At the same time, Biden is grappling with white voters where Hillary Clinton was in 2016. Pollsters predict that, given Biden’s large lead among black voters, the race will depend in part on how well Biden can still reduce the blank vote. While other polls show he has made inroads among white voters in the upper Midwest – particularly Michigan and Ohio – his gains among white residents of the southern states have not been as strong.
Biden also has a slight edge among female voters in both states, the new polls show, and a significant lead among black voters, while Trump scored slightly better for her economic performance.
Voters in both states say Biden would do a better job of dealing with the coronavirus, although most Republicans say Trump is doing a good job with the pandemic.
North Carolina went for Obama in 2008, and Romney and Trump in 2012 and 2016, but a Democratic presidential candidate has not won Georgia since Bill Clinton’s first race in 1992. In both states, Democratic support comes mainly from the big cities, fueled largely by black voters in places like Raleigh and Atlanta.
These polls don’t mean Biden will win North Carolina or Georgia in November
Polls, as Vox’s Li Zhou explained, are only a snapshot of a moment, and this presidential cycle is unusually turbulent, taking place amid a pandemic and social unrest. The political situation in the United States could change dramatically in the months leading up to the election, just as it was very different in January.
The voters change their mind; some who answer polls end up not voting. As Zhou noted, excessive reliance on polls led Democrats astray in 2016.
In the last presidential cycle, polls lacked all kinds of models, leading Democrats to underestimate the strength of Trump’s support in key battlefield states.
In the aftermath of that election, Democrats found pollsters ignored factors like education in building their respondent pools and ignored undecided voters who voted for Trump at the last minute.
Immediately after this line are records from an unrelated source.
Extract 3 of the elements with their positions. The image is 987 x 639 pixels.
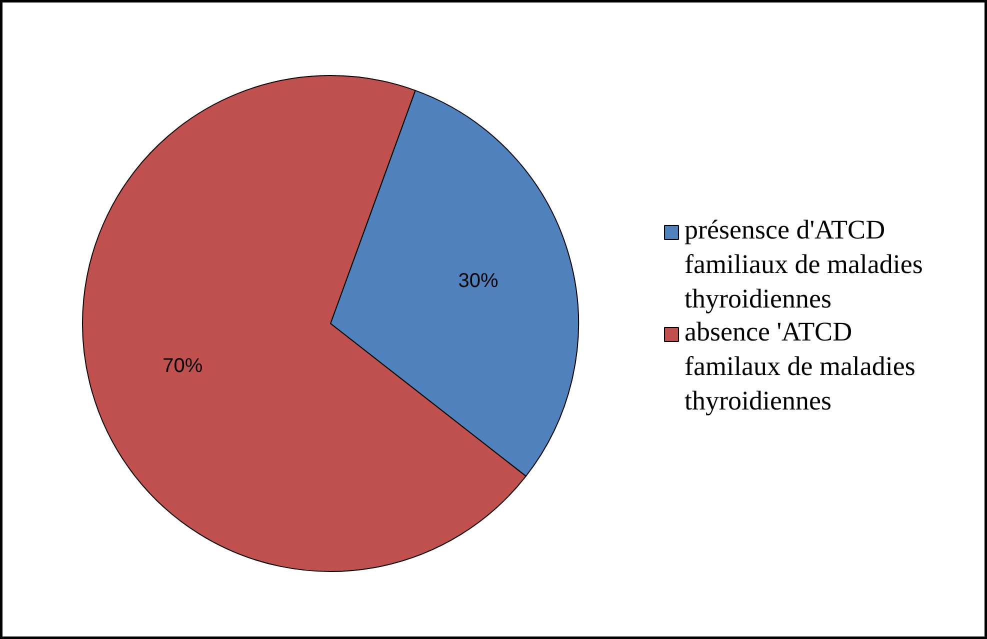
data-label: 70% xyxy=(162,354,203,377)
data-label: 30% xyxy=(458,270,499,292)
legend-label: absence 'ATCD familaux de maladies thyroidiennes xyxy=(684,316,916,416)
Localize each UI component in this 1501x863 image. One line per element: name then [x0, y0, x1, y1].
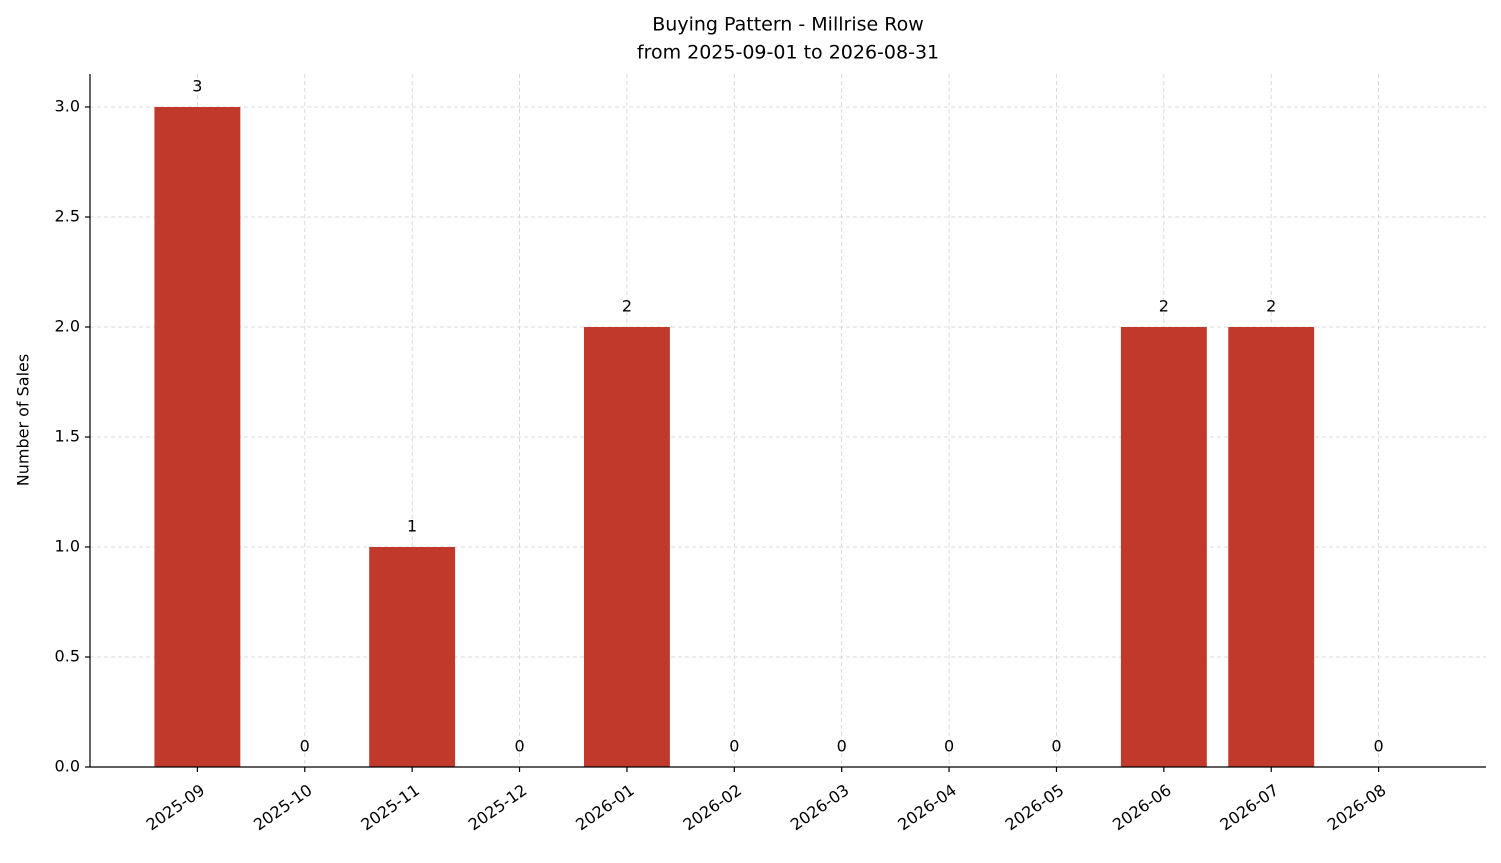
x-tick-label: 2026-04: [894, 780, 960, 834]
value-label: 3: [192, 77, 202, 96]
y-tick-label: 3.0: [55, 97, 80, 116]
x-tick-label: 2025-10: [250, 780, 316, 834]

These errors, along with a tendency to view poll results as static rather than dynamic, have led Democrats to overestimate their party’s position in some states – namely Michigan, Wisconsin and Pennsylvania – and to hijack them. campaign resources on their part, to get caught. guard by the level of support for Trump’s campaign.
Many pollsters have corrected the errors that skewed polls four years ago, but those corrections don’t negate the fact that polls like the ones CBS conducted in North Carolina and Georgia only show what people in those polls. States are thinking of candidates right now.
This means that there are reasons to be wary of polls which now find Biden in front and Trump behind in those battlefield states, the key state of Florida and even more traditionally Republican states like Arizona and the United States. Texas.
And as the coronavirus pandemic continues to cast uncertainty on both campaign efforts and models of voter turnout – and as communities struggle to implement adequate substitutes for in-person voting – it is fair to say that voters’ intentions and November’s voting patterns may ultimately diverge.